Dramat. Alkohol zniszczył życie tego człowieka, a jego synowi zafundował traumę. Szkoda, że żona pana Michała nie próbowała wpłynąć na syna, żeby jednak poznał własnego ojca. Ojciec, to jednak ojciec. Podobno pan Michał już dawno zmarł, zapijając się na śmierć. Myślę, że gdyby spotkał się z synem, mógłby to być moment zwrotny w jego życiu i już skończyłby z alkoholem. Po tym wszystkim mógł stracić już jakąkolwiek wiarę w to, że jeszcze będzie dobrze, mógł stracić ochotę do życia. W takim momencie najprościej było mu już zatopić smutki w alkoholu, choćby na zawsze. Niech odpoczywa w pokoju.

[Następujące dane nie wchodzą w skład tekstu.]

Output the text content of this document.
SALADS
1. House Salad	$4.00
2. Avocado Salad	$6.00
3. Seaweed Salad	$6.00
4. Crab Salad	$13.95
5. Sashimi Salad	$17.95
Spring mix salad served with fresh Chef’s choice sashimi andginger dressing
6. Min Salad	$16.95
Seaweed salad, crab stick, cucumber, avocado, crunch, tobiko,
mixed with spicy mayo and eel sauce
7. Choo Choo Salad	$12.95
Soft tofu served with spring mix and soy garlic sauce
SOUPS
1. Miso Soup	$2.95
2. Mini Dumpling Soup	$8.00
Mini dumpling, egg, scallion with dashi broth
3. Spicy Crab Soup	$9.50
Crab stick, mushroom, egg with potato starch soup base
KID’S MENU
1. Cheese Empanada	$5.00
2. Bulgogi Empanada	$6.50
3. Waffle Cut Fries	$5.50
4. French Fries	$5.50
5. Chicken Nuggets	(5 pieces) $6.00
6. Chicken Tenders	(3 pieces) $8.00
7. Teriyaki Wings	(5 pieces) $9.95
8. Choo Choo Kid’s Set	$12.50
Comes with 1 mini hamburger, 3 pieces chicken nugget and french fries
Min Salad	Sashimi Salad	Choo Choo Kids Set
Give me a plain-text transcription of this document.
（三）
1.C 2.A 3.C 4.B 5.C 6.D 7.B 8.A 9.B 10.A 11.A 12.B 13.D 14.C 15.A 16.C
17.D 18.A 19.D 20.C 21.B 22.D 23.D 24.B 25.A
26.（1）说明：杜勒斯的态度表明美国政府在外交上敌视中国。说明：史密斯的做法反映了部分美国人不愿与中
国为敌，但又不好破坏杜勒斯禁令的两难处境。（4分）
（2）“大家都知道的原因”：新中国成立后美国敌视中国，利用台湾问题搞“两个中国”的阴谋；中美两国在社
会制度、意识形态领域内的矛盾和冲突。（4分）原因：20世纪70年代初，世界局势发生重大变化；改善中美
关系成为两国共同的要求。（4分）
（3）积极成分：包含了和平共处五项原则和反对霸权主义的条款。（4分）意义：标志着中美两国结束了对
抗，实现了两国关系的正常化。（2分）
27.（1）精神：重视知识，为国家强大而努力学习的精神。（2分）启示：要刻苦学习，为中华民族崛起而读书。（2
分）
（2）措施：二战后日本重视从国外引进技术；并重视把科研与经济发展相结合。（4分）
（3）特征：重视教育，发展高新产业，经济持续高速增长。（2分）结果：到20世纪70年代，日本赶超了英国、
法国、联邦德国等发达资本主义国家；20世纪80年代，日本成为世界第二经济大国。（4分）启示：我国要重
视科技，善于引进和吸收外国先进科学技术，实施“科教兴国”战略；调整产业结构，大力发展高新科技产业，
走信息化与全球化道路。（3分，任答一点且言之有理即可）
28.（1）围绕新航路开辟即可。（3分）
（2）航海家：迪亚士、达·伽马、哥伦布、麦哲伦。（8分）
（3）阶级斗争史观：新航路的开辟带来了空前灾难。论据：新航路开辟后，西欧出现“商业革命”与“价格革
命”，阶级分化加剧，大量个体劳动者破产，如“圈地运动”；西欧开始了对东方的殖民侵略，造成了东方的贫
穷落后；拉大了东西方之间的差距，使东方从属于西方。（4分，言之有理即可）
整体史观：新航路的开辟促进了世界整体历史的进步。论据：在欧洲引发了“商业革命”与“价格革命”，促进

@@madzia8345 ,,Wyznania alkoholika - sztajemsa, podłego sztajmesa, ale trzeźwego''. Jest tam wywiad, a w innych filmach po prostu Pan gotuje jakies potrawy itp, ogólnie wielki szacunek.
@@robert3robert362 jak niepodobny do nie jego..szkoda chłopa pewnie się po tym jeszcze bardziej rozpił no i zmarł jeżeli alkoholik nie chce czegoś nie pamiętać to on chce jeszcze bardziej pić żeby o tym nie pamiętać nie wiem jaki miał w tym cel dokument owszem film jest ale człowieka nie ma
Co za matka,że ciągle mówiła źle o ojcu,tak,popłynął ale mogła jakoś wytłumaczyć, że czasem tak się dzieje ale,że to jednak ojciec,przecież nie musiał odrazu go pod dach przyjmować ale chociaż dać człowiekowi szansę.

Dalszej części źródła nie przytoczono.